Ce roman surprenant nous plonge, au coeur de la forêt, dans la bulle de vie formée par Jo, Ursa et Gabriel. La forêt, omniprésente, impose son rythme lent, calme et envoutant. J'ai apprécié ce rythme qui donne au récit à la fois une touche de réalisme et d'onirisme. J'ai également aimé la capacité de l'autrice à m'immerger dans la vie de ses personnages. Ce premier roman est une parenthèse tranquille et réaliste qui fait du bien.
Deux voix, deux rythmes qui s’éloignent et se répondent pour parler de la culture Maori. J’ai aimé les ruptures créées par l’alternance de ces voix. Celle du récit cosmogonique de la baleine originelle, mélodieuse et poétique, et celle « contemporaine » du jeune Rawiri, témoin des luttes modernes de sa communauté.
Un court roman sur le harcèlement actif et passif. Un ouvrage qui sans tomber dans le larmoyant a le mérite de montrer les rouages de ce phénomène et la rapidité avec laquelle les événements peuvent s'enchainer. A mettre entre les mains des ados et de leurs parents.
Il est rare qu'un roman "pour la jeunesse" aborde la notion de transmission avec autant de délicatesse et de justesse. Un roman d'une immense douceur, traitant pourtant de sujets beaucoup plus profonds.

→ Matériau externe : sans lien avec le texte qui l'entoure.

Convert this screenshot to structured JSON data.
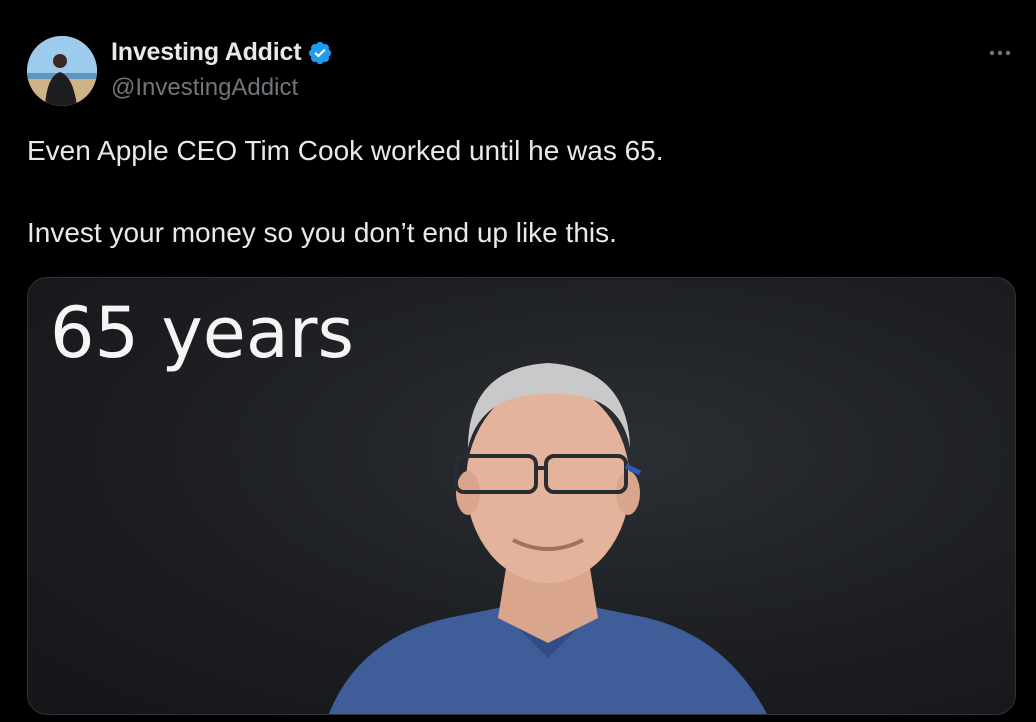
{
  "author": {
    "display_name": "Investing Addict",
    "handle": "@InvestingAddict",
    "verified": true,
    "verified_color": "#1d9bf0"
  },
  "tweet": {
    "line1": "Even Apple CEO Tim Cook worked until he was 65.",
    "line2": "Invest your money so you don’t end up like this."
  },
  "media": {
    "overlay_text": "65 years"
  },
  "icons": {
    "more": "more-horizontal-icon",
    "verified": "verified-badge-icon"
  }
}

Un témoignage bouleversant, une écriture simple et poétique. Un vibrant hommage à toutes les mémés qui ont su nous transmettre de l'amour et des valeurs sans grandes effusions ni débauche de moyens. C'est un livre qui procure des bouffées d'émotion pour un mot, l'évocation d'un souvenir, le surgissement d'une image. Un livre doudou, car réconfortant, un livre "madeleine de Proust", pour ne pas oublier ces merveilleux instants.
Parce qu’il ne trouve pas les mots, il décide d’apprendre à ronronner. J’ai aimé cette histoire pleine de fantaisie et de sensibilité sur le désir d’un enfant d’aider une amie touchée par le deuil. Un roman pour jeune lecteur qui pourra plaire au plus grand.
Apprendre à se noyer est un roman qui raconte la culpabilité infinie que l'on peut ressentir face à la mort d'une personne que l'on aime, et que l'on a pas pu sauver. Ici, c'est un père qui voit son enfant être happé par une créature du fleuve, où il apprenait à pêcher. On suit donc la poursuite effrénée d'un père qui refuse d'accepter la mort, et l'on plonge avec lui à corps perdu dans un torrent d'émotion : déchirement, colère, regret et espoir. Un chemin emprunt de mysticisme, dont l'ultime but est de trouver la paix.
Nickel boys est un roman, dont les personnages et les lieux sont inventés, mais basés sur des faits réels. On y suit le destin tragique et déchirant d'Elwood (adolescent idéaliste, sérieux, sage) et Turner (fataliste, résigné, fonceur) à la Nickel Academy. De leur rencontre va naitre une amitié forte. L'auteur prend le temps de présenter ses personnages, et très vite on s'y attache. Tout au long du récit, l'auteur dépeint la cruauté de la société américaine envers les noirs au moment même où le mouvement de Martin Luther King prend de l'essor. L'épilogue est puissant et émouvant, un retournement de situation finale auquel on ne s'attend pas. Une très belle découverte, un vrai coup de coeur.